Esta simpatia pelas aspirações dos narodniki, Marx conservou-a até à morte, enquanto que no seio do movimento revolucionário russo surgiam graves divergências teóricas e políticas entre a facção populista e terrorista por um lado, e o grupo “marxista” por outro[20]. Vera Zassulitch, então membro do grupo anarquista dito da Partilha Negra, submeteu o diferendo a Marx, declarando que para os socialistas russos se tratava de uma “questão de vida ou de morte”: ou a comuna rural pode desenvolver-se na via socialista, e “nesse caso, o socialista revolucionário deve sacrificar todas as suas energias à emancipação da comuna e ao seu desenvolvimento”; ou está condenada ao desaparecimento e então só resta aos socialistas russos especular sobre a rapidez do desenvolvimento do capitalismo na Rússia e limitar a sua atividade a uma propaganda entre os trabalhadores urbanos. A segunda tese é a dos “marxistas”, afirmava Vera Zassulitch. Será a do próprio Marx? Teria Marx a intenção de expor aos socialistas russos as suas ideias “sobre o destino provável” da comuna rural e “sobre a teoria da necessidade histórica para todos os países do mundo de passar por todas as formas da produção capitalista”[21]?

Não abordaremos aqui as várias redações da resposta a Vera Zassulitch; nos seus rascunhos, notemo-lo, Marx esboça uma espécie de sociologia comparada da comuna camponesa. Para o nosso caso basta-nos lembrar a conclusão geral da sua carta definitiva, que é extremamente breve. Depois de recusar – como já o havia feito a propósito das alegações de Mikhailovski – a ideia de uma “fatalidade histórica” do capitalismo para todos os países do globo, Marx nota: “A análise feita no Capital não fornece (…) razões nem a favor nem contra a vitalidade da comuna rural, mas o estudo particular que fiz, cujos materiais procurei nas fontes originais, convenceu-me que esta comuna é o ponto de apoio da regeneração social na Rússia; mas para que ela pudesse funcionar como tal seria preciso eliminar primeiro as influências deletérias que a assaltam por todos os lados e em seguida assegurar-lhe as condições normais de um desenvolvimento espontâneo”[22].

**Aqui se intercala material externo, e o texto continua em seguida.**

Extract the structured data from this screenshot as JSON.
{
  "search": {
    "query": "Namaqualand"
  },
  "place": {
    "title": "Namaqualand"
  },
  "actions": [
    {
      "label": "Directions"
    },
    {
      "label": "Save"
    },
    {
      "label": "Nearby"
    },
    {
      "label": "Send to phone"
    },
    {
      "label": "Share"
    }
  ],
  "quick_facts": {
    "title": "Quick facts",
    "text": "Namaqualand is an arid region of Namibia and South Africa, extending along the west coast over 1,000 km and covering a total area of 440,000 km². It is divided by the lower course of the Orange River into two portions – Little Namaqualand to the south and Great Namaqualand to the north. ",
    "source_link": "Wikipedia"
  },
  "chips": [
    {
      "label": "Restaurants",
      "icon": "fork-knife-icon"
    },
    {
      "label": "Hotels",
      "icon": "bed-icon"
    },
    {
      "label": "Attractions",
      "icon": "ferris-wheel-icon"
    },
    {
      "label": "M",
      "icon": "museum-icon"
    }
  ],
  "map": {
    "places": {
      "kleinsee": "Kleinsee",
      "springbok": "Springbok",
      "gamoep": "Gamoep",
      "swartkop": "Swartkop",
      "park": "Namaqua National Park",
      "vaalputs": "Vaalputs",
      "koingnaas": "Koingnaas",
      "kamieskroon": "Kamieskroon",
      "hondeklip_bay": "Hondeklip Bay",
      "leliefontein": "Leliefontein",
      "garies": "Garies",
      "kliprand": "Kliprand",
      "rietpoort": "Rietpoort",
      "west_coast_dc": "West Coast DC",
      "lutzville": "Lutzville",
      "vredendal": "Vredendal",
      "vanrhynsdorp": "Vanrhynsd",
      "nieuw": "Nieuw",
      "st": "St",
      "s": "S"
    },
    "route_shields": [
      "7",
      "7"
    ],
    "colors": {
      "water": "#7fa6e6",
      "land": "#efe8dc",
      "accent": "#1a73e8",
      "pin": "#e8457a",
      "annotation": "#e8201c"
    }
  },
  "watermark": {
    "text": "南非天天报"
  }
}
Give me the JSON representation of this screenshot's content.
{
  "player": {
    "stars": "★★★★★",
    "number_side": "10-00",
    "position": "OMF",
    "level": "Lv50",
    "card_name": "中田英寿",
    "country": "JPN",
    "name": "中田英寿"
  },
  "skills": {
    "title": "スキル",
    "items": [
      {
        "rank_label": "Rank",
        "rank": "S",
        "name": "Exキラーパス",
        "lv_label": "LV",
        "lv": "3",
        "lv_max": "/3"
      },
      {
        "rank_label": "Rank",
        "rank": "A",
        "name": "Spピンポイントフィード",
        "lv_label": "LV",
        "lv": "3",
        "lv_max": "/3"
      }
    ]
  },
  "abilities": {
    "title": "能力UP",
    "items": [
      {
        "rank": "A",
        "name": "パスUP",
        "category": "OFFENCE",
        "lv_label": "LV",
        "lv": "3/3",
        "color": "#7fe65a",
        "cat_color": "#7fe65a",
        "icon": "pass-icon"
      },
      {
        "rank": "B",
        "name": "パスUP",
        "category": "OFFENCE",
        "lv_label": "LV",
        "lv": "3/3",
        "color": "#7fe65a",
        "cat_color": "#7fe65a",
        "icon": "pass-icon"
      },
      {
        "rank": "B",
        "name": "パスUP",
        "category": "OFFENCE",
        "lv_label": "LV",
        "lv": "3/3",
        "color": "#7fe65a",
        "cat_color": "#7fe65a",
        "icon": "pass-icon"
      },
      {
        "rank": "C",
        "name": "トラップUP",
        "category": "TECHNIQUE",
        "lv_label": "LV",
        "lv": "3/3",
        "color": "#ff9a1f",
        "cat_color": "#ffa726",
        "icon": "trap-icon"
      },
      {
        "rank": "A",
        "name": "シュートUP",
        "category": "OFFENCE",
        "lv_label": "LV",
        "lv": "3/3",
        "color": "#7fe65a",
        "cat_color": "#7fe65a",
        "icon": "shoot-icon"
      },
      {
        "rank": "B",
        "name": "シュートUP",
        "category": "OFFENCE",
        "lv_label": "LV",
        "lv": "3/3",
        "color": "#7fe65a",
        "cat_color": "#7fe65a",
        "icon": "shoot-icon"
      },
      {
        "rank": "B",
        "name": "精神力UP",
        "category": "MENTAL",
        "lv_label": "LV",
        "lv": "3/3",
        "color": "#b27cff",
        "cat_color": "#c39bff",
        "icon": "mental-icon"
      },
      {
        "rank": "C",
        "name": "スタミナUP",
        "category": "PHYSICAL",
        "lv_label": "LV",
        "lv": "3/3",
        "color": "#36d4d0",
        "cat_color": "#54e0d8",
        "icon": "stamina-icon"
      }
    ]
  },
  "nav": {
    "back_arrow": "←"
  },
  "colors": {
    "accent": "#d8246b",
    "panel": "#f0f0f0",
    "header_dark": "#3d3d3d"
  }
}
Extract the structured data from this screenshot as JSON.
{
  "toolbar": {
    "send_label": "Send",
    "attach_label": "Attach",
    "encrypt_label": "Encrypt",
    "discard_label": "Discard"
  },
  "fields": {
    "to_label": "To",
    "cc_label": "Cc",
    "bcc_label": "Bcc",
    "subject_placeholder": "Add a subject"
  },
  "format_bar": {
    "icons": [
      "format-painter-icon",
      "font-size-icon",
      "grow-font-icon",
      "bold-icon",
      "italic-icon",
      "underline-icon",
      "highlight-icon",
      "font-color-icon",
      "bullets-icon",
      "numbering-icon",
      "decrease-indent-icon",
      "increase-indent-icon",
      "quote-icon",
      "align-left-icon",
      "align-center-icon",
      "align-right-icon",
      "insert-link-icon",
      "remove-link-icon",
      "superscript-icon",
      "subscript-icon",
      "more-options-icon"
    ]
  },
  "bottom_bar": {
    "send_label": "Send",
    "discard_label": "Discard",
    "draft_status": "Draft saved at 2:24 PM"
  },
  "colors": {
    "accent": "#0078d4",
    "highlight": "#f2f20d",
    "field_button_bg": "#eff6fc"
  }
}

Marx negava assim a razão aos seus discípulos russos, a estes “marxistas” que contavam apenas com o desenvolvimento do capitalismo na Rússia, para verem nascer um movimento operário como nos países ocidentais. O capitalismo na Rússia não era, a seu ver, senão um dos termos de uma alternativa, esta sim, fatal: ou o socialismo através da comuna, ou a passagem pela bifurcação do capitalismo. Uma terceira via parecia-lhe inconcebível. Cerca de um ano após a sua resposta a V. Zassulitch, escreveu em colaboração com Engels um prefácio à edição russa do Manifesto Comunista no qual se lê: “Se a revolução russa se torna o sinal de uma revolução operária no Ocidente, de modo a que as duas se completem, a atual propriedade comum russa pode tornar-se o ponto de partida de uma revolução comunista.”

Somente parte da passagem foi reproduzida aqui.